The number of quantiles or bins is entered in the Quantiles combobox at the top of the Logistic Regression Window. The most commonly used Quantile Tables such as Quartiles, Quintiles, Deciles, Vingtiles, Percentiles, and 1000-tiles are listed by default, but you can type any valid quantile number in the box to build the most appropriate quantile table for your data.

The number of quantiles is an essential parameter for most of the analyses performed in the Logistic Regression Window (obviously Quantile Regression and Analysis, but also Gains Chart, Lift Chart, Log Odds and Logistic Regression, Logistic Fit, and Logistic Confusion Matrix) and therefore it is saved for each model (the number of bins is in fact an essential parameter of all Logistic Regression fitness functions and therefore it can also be changed in the Fitness Functions Tab of the Settings Panel).

On their own, Quantile Tables are widely used in risk assessment applications and in a variety of response models to create rankings or scores. Percentiles, for instance, are very popular and often used for that purpose alone. But in GeneXproTools, Quantile Tables are also used to create a more sophisticated ranking system: the probabilistic ranking system of the Logistic Regression Model. This model estimates unique probabilities for each case, forming a very powerful ranking system, perfectly bounded between 0 and 1.

GeneXproTools shows its Quantile Tables in 100% stacked column charts, where the distribution of both Positive and Negative categories is shown for all the bins. By moving the cursor over each column, GeneXproTools shows both the percentage and absolute values for each class. For more than 20 bins, a scroll bar appears at the bottom of the Quantile Chart and by moving it you can see the distribution over all the range of model outputs.

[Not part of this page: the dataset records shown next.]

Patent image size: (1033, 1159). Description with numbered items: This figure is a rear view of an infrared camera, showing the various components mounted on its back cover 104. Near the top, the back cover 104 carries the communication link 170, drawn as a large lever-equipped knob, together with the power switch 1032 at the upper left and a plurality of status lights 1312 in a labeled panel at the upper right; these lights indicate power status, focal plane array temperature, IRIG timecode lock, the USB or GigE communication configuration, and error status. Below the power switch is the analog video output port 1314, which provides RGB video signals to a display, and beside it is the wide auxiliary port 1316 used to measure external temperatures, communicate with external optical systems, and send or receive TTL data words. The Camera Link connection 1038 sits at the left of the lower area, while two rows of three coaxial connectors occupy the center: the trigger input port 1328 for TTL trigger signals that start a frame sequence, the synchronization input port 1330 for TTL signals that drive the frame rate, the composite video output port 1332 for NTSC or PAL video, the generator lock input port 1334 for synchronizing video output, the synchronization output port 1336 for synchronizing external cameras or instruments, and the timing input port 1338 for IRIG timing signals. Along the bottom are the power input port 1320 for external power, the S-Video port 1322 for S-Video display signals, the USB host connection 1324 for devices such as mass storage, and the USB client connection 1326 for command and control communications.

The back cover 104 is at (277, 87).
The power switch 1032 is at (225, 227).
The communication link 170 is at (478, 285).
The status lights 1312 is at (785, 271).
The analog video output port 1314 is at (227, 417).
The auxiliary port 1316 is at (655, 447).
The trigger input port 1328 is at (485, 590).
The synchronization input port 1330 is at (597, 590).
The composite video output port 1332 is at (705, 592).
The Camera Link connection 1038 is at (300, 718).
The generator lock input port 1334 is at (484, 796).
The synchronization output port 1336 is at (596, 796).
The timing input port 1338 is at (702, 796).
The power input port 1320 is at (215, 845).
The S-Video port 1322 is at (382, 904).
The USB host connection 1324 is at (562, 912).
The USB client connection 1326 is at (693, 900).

Besides allowing the visualization of Quantile Tables, GeneXproTools also shows and performs a weighted Quantile Regression. Both the slope and intercept of the regression line, as well as the R-square, are computed and shown in the Quantile Regression Chart.

These parameters form the core of the Quantile Regression Model and can be used both to evaluate rankings and to make discrete classifications in a fashion similar to what is done with the Logistic Regression Model. Within the Logistic Regression Framework of GeneXproTools, however, only the Logistic Regression Model is used to evaluate rankings (probabilities, in this case) and to estimate the most likely class. Furthermore, the Scoring Engine of GeneXproTools also uses the Logistic Regression Model to make predictions, not the Quantile Regression Model.

Note also that in the X-axis of the Quantile Regression Chart, GeneXproTools plots model outputs and therefore you can see clearly how spread out model scores are. Note also that, in the Quantile Regression Chart, upper boundaries are used if the predominant class is “1” and the model is normal, or the predominant class is “0” and the model is inverted; and lower boundaries are used if the predominant class is “1” and the model is inverted, or the predominant class is “0” and the model is normal.

On the companion Statistics Report shown on the right in the Logistic Regression Window (the Quantiles section opens up every time the Quantiles Chart Tab is selected), GeneXproTools also shows the Spread from Top to Bottom, Spread from Top to Middle, and Spread from Middle to Bottom (when the number of bins is even, the middle value is the average of the two middle bins). Note that negative values for the spreads, especially the Spread from Top to Bottom, are usually indicative of an inverted model. In absolute terms, however, the wider the spread the better the model.